1. You, for some odd reason, can tell what car is driving by just because you heard it 

I have been able to guess correctly almost every car that has driven past me just by the sound of it. It gets funnier when I can tell you exactly whose car it is. There comes a time where you learn every cars sound in your neighborhood and can confidently say, "Oh Laura is leaving for work."

2. Hanging out while people are working on cars never gets boring 

The willingness to learn everything about the cars your friends are working on is endless. You want to know everything because having that knowledge seems useful to you. It is also really cool to see the different things all of your friends do with their cars. Literally, no two cars are the same.

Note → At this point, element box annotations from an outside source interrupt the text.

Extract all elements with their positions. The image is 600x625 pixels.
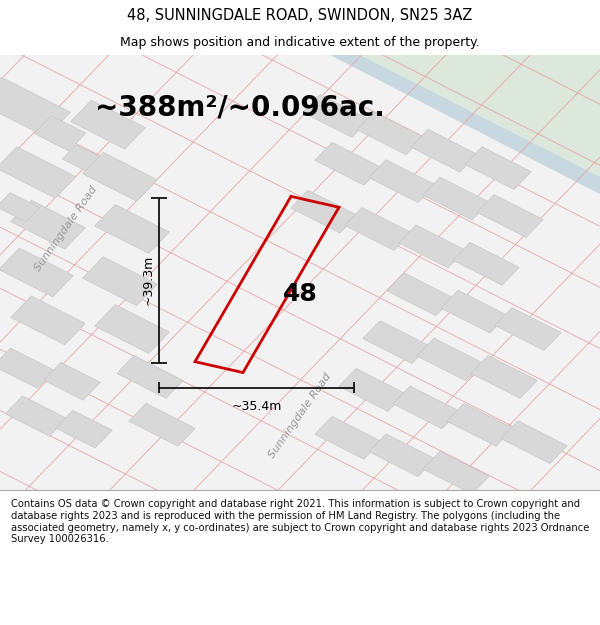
Polygon shape — [303, 94, 369, 138]
Text: ~388m²/~0.096ac.: ~388m²/~0.096ac. — [95, 93, 385, 121]
Polygon shape — [357, 112, 423, 154]
Polygon shape — [34, 116, 86, 151]
Polygon shape — [0, 192, 40, 222]
Polygon shape — [393, 386, 459, 429]
Polygon shape — [360, 55, 600, 177]
Polygon shape — [5, 396, 67, 436]
Polygon shape — [339, 369, 405, 411]
Polygon shape — [95, 304, 169, 354]
Polygon shape — [471, 356, 537, 398]
Polygon shape — [423, 177, 489, 220]
Polygon shape — [0, 348, 55, 388]
Polygon shape — [345, 208, 411, 251]
Polygon shape — [11, 200, 85, 249]
Polygon shape — [453, 242, 519, 285]
Polygon shape — [56, 410, 112, 448]
Polygon shape — [291, 190, 357, 233]
Polygon shape — [62, 145, 106, 174]
Polygon shape — [477, 194, 543, 238]
Text: ~35.4m: ~35.4m — [232, 400, 281, 413]
Polygon shape — [0, 248, 73, 297]
Text: Sunningdale Road: Sunningdale Road — [33, 184, 99, 273]
Polygon shape — [363, 321, 429, 364]
Polygon shape — [330, 55, 600, 194]
Polygon shape — [411, 129, 477, 172]
Polygon shape — [447, 403, 513, 446]
Polygon shape — [387, 273, 453, 316]
Polygon shape — [465, 147, 531, 189]
Polygon shape — [417, 338, 483, 381]
Text: Contains OS data © Crown copyright and database right 2021. This information is : Contains OS data © Crown copyright and d… — [11, 499, 589, 544]
Text: Map shows position and indicative extent of the property.: Map shows position and indicative extent… — [120, 36, 480, 49]
Polygon shape — [369, 434, 435, 477]
Polygon shape — [129, 403, 195, 446]
Text: 48, SUNNINGDALE ROAD, SWINDON, SN25 3AZ: 48, SUNNINGDALE ROAD, SWINDON, SN25 3AZ — [127, 8, 473, 23]
Polygon shape — [315, 416, 381, 459]
Polygon shape — [399, 225, 465, 268]
Polygon shape — [369, 160, 435, 202]
Polygon shape — [117, 356, 183, 398]
Polygon shape — [441, 290, 507, 333]
Text: Sunningdale Road: Sunningdale Road — [267, 372, 333, 461]
Polygon shape — [83, 152, 157, 201]
Polygon shape — [315, 142, 381, 185]
Polygon shape — [44, 362, 100, 400]
Polygon shape — [95, 204, 169, 253]
Polygon shape — [0, 78, 70, 137]
Text: 48: 48 — [283, 282, 317, 306]
Polygon shape — [501, 421, 567, 464]
Polygon shape — [11, 296, 85, 345]
Polygon shape — [71, 100, 145, 149]
Polygon shape — [83, 257, 157, 306]
Text: ~39.3m: ~39.3m — [142, 255, 155, 306]
Polygon shape — [495, 308, 561, 351]
Polygon shape — [423, 451, 489, 494]
Polygon shape — [0, 147, 76, 198]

3. You get excited about stupid things that nobody understands 

I remember when my boyfriend got gaskets in the mail for a car he has been working on for years and I cannot explain the excitement I felt when he said they arrived. I remember getting so excited when that same car started for the first time. There are so many little things that mean so much to someone who likes cars.

4. Friends always come to you when something is wrong with their car 

I can't fix it, but I can surely tell you what I think is wrong. I had a roommate last year and her car was making this awful noise and I told her that it was a probably a belt that had gone bad and later that day she called me from a shop and said that I was completely right.

5. Dad's love you 

Not many girls can keep up a conversation about cars but I know I sure can and dads LOVE it. They will talk my ear off because their daughters don't care and I know exactly what questions to ask. They also love me because they know I will watch out for their kids' cars.

6. You actually enjoy reading news about cars 

I can't tell you how much pointless news I know about cars just because I like to check up on things that are being released and I also like reading reviews.

7. You have that one dream car that everyone thinks is obnoxious 

I cannot tell you how many times I have bookmarked a car that I have wanted. I have always dreamed of getting and building my own car one day and hopefully being able to race it!

8. You don't know everything, but you want to 

I could tell you exactly how much boost my boyfriend's Saab can produce but honestly, I can't tell you what a radiator looks like. There are some things I have learned and so many things I still have to learn.

The most exciting things about cars is that they are always changing and you never know what is going to come with the next one that comes out.